2. The yield is improved. This is because the positioning operation of the embodiment of the present invention is performed without applying a mechanical force to the capacitor pellet 2, so that the capacitor pellet 2 is not damaged by applying an excessive force (stress) by the machine. Because.

3. Since the welding operation process is simplified because the set jig 9 is not used unlike the conventional example, the operation efficiency is improved.

[0037]

[Brief description of the drawings]

FIG. 1 is a perspective view illustrating an embodiment of the present invention.

FIG. 2 is a top view of the alignment plate 13;

FIG. 3 is a perspective view showing a conventional set jig 9;

FIG. 4 is a diagram showing a capacitor pellet 2 in an aluminum holder 1a.
FIG. 4 is a plan view illustrating a side surface of a welding device for performing welding on a steel plate.

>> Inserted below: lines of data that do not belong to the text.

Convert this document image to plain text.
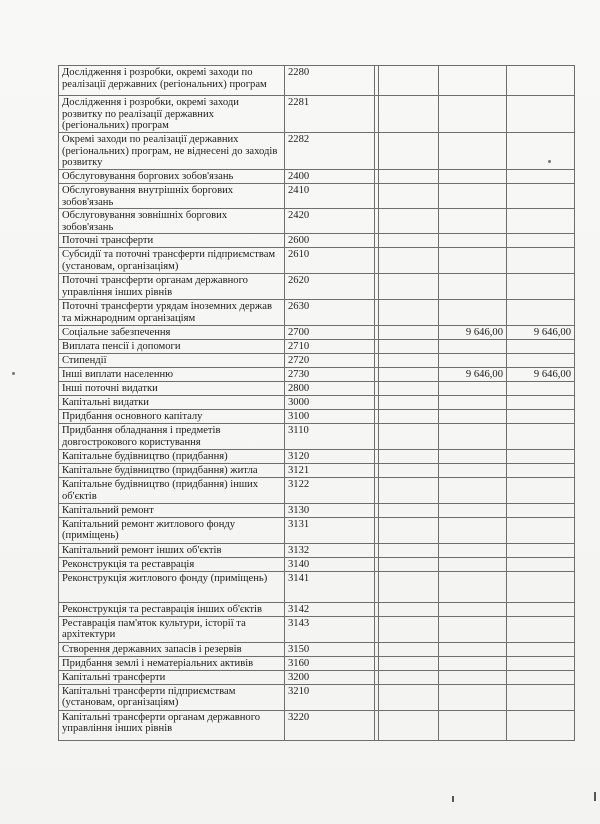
Дослідження і розробки, окремі заходи по реалізації державних (регіональних) програм	2280				
Дослідження і розробки, окремі заходи розвитку по реалізації державних (регіональних) програм	2281				
Окремі заходи по реалізації державних (регіональних) програм, не віднесені до заходів розвитку	2282				
Обслуговування боргових зобов'язань	2400				
Обслуговування внутрішніх боргових зобов'язань	2410				
Обслуговування зовнішніх боргових зобов'язань	2420				
Поточні трансферти	2600				
Субсидії та поточні трансферти підприємствам (установам, організаціям)	2610				
Поточні трансферти органам державного управління інших рівнів	2620				
Поточні трансферти урядам іноземних держав та міжнародним організаціям	2630				
Соціальне забезпечення	2700			9 646,00	9 646,00
Виплата пенсії і допомоги	2710				
Стипендії	2720				
Інші виплати населенню	2730			9 646,00	9 646,00
Інші поточні видатки	2800				
Капітальні видатки	3000				
Придбання основного капіталу	3100				
Придбання обладнання і предметів довгострокового користування	3110				
Капітальне будівництво (придбання)	3120				
Капітальне будівництво (придбання) житла	3121				
Капітальне будівництво (придбання) інших об'єктів	3122				
Капітальний ремонт	3130				
Капітальний ремонт житлового фонду (приміщень)	3131				
Капітальний ремонт інших об'єктів	3132				
Реконструкція та реставрація	3140				
Реконструкція житлового фонду (приміщень)	3141				
Реконструкція та реставрація інших об'єктів	3142				
Реставрація пам'яток культури, історії та архітектури	3143				
Створення державних запасів і резервів	3150				
Придбання землі і нематеріальних активів	3160				
Капітальні трансферти	3200				
Капітальні трансферти підприємствам (установам, організаціям)	3210				
Капітальні трансферти органам державного управління інших рівнів	3220				
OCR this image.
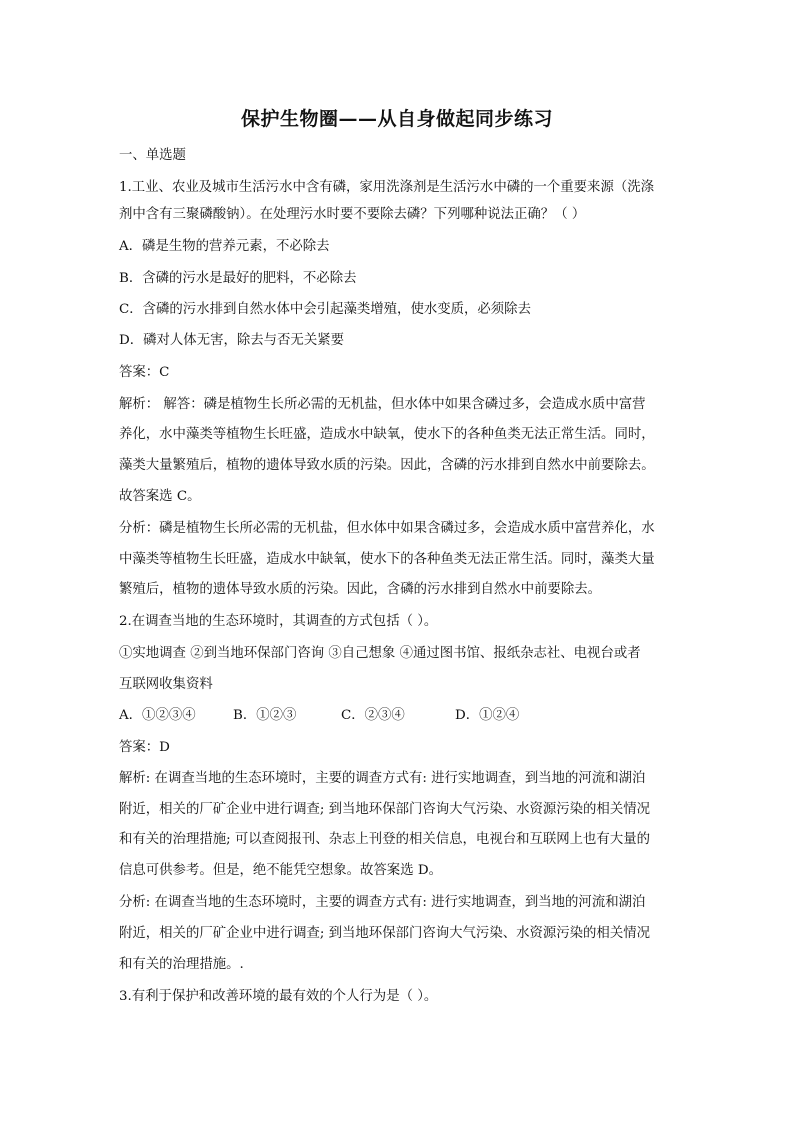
保护生物圈——从自身做起同步练习
一、单选题
1.工业、农业及城市生活污水中含有磷，家用洗涤剂是生活污水中磷的一个重要来源（洗涤
剂中含有三聚磷酸钠）。在处理污水时要不要除去磷？下列哪种说法正确？（ ）
A．磷是生物的营养元素，不必除去
B．含磷的污水是最好的肥料，不必除去
C．含磷的污水排到自然水体中会引起藻类增殖，使水变质，必须除去
D．磷对人体无害，除去与否无关紧要
答案：C
解析： 解答：磷是植物生长所必需的无机盐，但水体中如果含磷过多，会造成水质中富营
养化，水中藻类等植物生长旺盛，造成水中缺氧，使水下的各种鱼类无法正常生活。同时，
藻类大量繁殖后，植物的遗体导致水质的污染。因此，含磷的污水排到自然水中前要除去。
故答案选 C。
分析：磷是植物生长所必需的无机盐，但水体中如果含磷过多，会造成水质中富营养化，水
中藻类等植物生长旺盛，造成水中缺氧，使水下的各种鱼类无法正常生活。同时，藻类大量
繁殖后，植物的遗体导致水质的污染。因此，含磷的污水排到自然水中前要除去。
2.在调查当地的生态环境时，其调查的方式包括（ ）。
①实地调查 ②到当地环保部门咨询 ③自己想象 ④通过图书馆、报纸杂志社、电视台或者
互联网收集资料
A．①②③④	B．①②③	C．②③④	D．①②④
答案：D
解析: 在调查当地的生态环境时，主要的调查方式有: 进行实地调查，到当地的河流和湖泊
附近，相关的厂矿企业中进行调查; 到当地环保部门咨询大气污染、水资源污染的相关情况
和有关的治理措施; 可以查阅报刊、杂志上刊登的相关信息，电视台和互联网上也有大量的
信息可供参考。但是，绝不能凭空想象。故答案选 D。
分析: 在调查当地的生态环境时，主要的调查方式有: 进行实地调查，到当地的河流和湖泊
附近，相关的厂矿企业中进行调查; 到当地环保部门咨询大气污染、水资源污染的相关情况
和有关的治理措施。.
3.有利于保护和改善环境的最有效的个人行为是（ ）。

FIG. 5 is a perspective view showing a positional relationship between devices in conventional welding.

[Explanation of symbols]

 DESCRIPTION OF SYMBOLS 1 Aluminum holder 1a Aluminum holder 1b Supporting tool 1c Adjusting tool 2 Capacitor pellet 2a Pellet element 3 Tantalum wire 4 Wire guide part 5 Alignment reference plane 6 V groove 7 Welded part 8 Separation line 9 Set jig 9a Set jig groove 10 Upper electrode 11 Lower electrode 12 Holder 13 Alignment plate

Claims (7)

(57) [Claims] 1. A positioning device for welding a plurality of pellet elements to a single flat support in a manufacturing process of a capacitor, wherein a groove for aligning a lead of the pellet elements is formed on an upper surface. A capacitor welding positioning device, comprising: an adjusting tool detachably supported by the support tool. 2. The adjustment tool according to claim 1, wherein the groove of the adjustment tool extends at a right angle from one side of the support tool with respect to a straight line connecting a welded portion of the lead on the support tool. Capacitor welding positioning device. 3. A boundary between the adjustment tool and the support tool,
The V-groove for facilitating separation from the support is cut in parallel to a straight line connecting a welded portion of a lead on the support. The capacitor welding positioning device according to the above. 4. A positioning method for welding a plurality of pellet elements to a single flat plate-like support member in a process of manufacturing a capacitor, the method comprising: Forming a groove for aligning the leads of the pellet element, and supporting the adjuster so as to be separable by the supporter. 5. The groove of the adjusting tool is formed so as to extend at right angles from one side of the supporting tool with respect to a straight line connecting a welded portion of a lead on the supporting tool. 4. The method for positioning a capacitor according to claim 4. 6. A boundary between the adjustment tool and the support tool,
6. The capacitor according to claim 4, wherein a V-groove for facilitating separation from the support is cut in parallel with a straight line connecting a welded portion of a lead on the support. Weld positioning method. 7. The support tool is rotated such that the adjustment tool with a V-groove is positioned on a straight line parallel to a straight line connecting a welded portion of the lead on the support tool with the rotation axis as a rotation axis.
The capacitor welding positioning method according to any one of claims 1 to 6, wherein the capacitor pellets are arranged in that state.